The offer of an adjournment

[30]              By the conclusion of the hearing, I had formed the view that Ms Keenan has not raised any matters of substance in defence of the adjudication application. I was concerned that she is self-represented. If she has taken advice it has not been from a

lawyer but from persons who do not understand the legal system or the consequences of positions she maintains. Ms Keenan appears to have accepted false information about a range of matters, including the effectiveness of the Notice of Claim of Right document.

[31]              In those circumstances, I offered her an adjournment to a later date so that she could take legal advice before I made a decision on the application. I attempted to explain that the making of an order adjudicating her bankrupt was a very serious matter which would have adverse consequences for her. She was supported by her husband and he was involved in this discussion.

[32]              Unfortunately, I could not get through to Ms Keenan that an adjournment was in her interests. She is distrustful of the legal system and of lawyers. She has no intention of seeking legal advice and did not want an adjournment. She said her position is as reflected in her Notice of Claim of Right document, and she will not pay Mr Smith. In those circumstances, and reluctantly, I could see no point in adjourning the application.

Conclusion

[33]              As noted above, Mr Smith has made out the grounds for the making of an order for adjudication. Ms Keenan has not raised any matter which would justify me exercising my discretion to decline to make the order. Ms Keenan is adamant that she will not pay Mr Smith. A perusal of the Court file shows that while she will engage with the legal system that is only upon her own terms. There is much email correspondence on the file reflecting this. Another example is that she will not accept the judgment of Gendall J but expects the Court to recognise her Notice of Claim of Right document.

[34]              Mr King submitted that the Court could make an order adjudicating Ms Keenan bankrupt but let the order lie in Court for a period in the hope she will pay the judgment debt and costs. The making of an adjudication order involves a change in a debtor’s legal status and takes effect from the date and time the order is made. I do not consider

the approach suggested is open to me, but in any event it would serve no purpose in circumstances where Ms Keenan has made it plain she will not pay her debt.

[35]              I must decide the application on what is before me and on that basis Mr Smith is entitled to an order adjudicating Ms Keenan bankrupt.

Result

[36]              Mr Smith’s application is granted. There shall be an order under s 13 of the Insolvency Act adjudicating Ms Keenan bankrupt. The order is timed at 4.00pm on 30 March 2022.

[37]              Mr Smith is entitled to his costs on a 2B basis plus reasonable disbursements as fixed by the Registrar.

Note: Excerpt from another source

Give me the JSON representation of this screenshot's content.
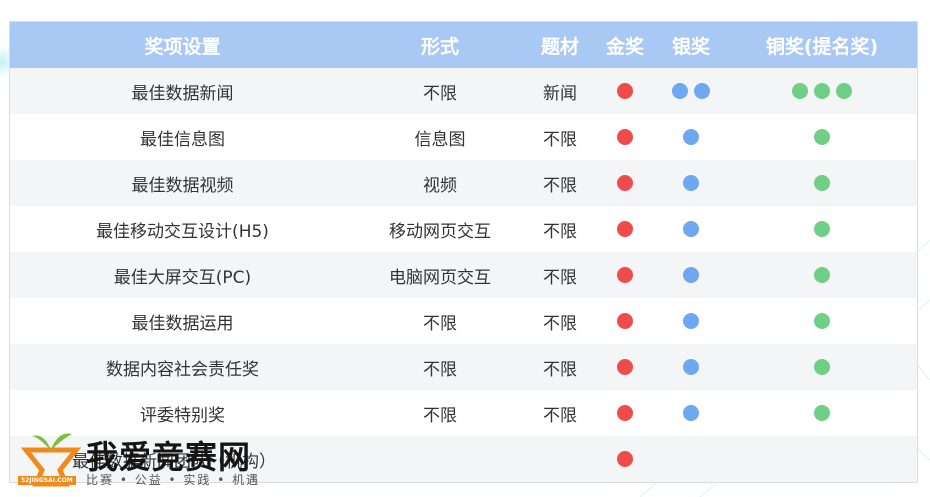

[38]              At the hearing, Ms Keenan asked me for a transcript of the hearing. I advised her that transcripts are not prepared as a matter of course but the hearing was recorded if it was later needed. She appeared to accept that but has now emailed the Registry requesting a transcript of this hearing and also of a hearing that occurred on 12 October 2021 before Dunningham J in a different proceeding. I will issue a minute in respect to that request in due course.


O G Paulsen Associate Judge

Solicitors:

Lane Neave (B M Russell), Christchurch Copy to: Ms A Keenan, Hokitika.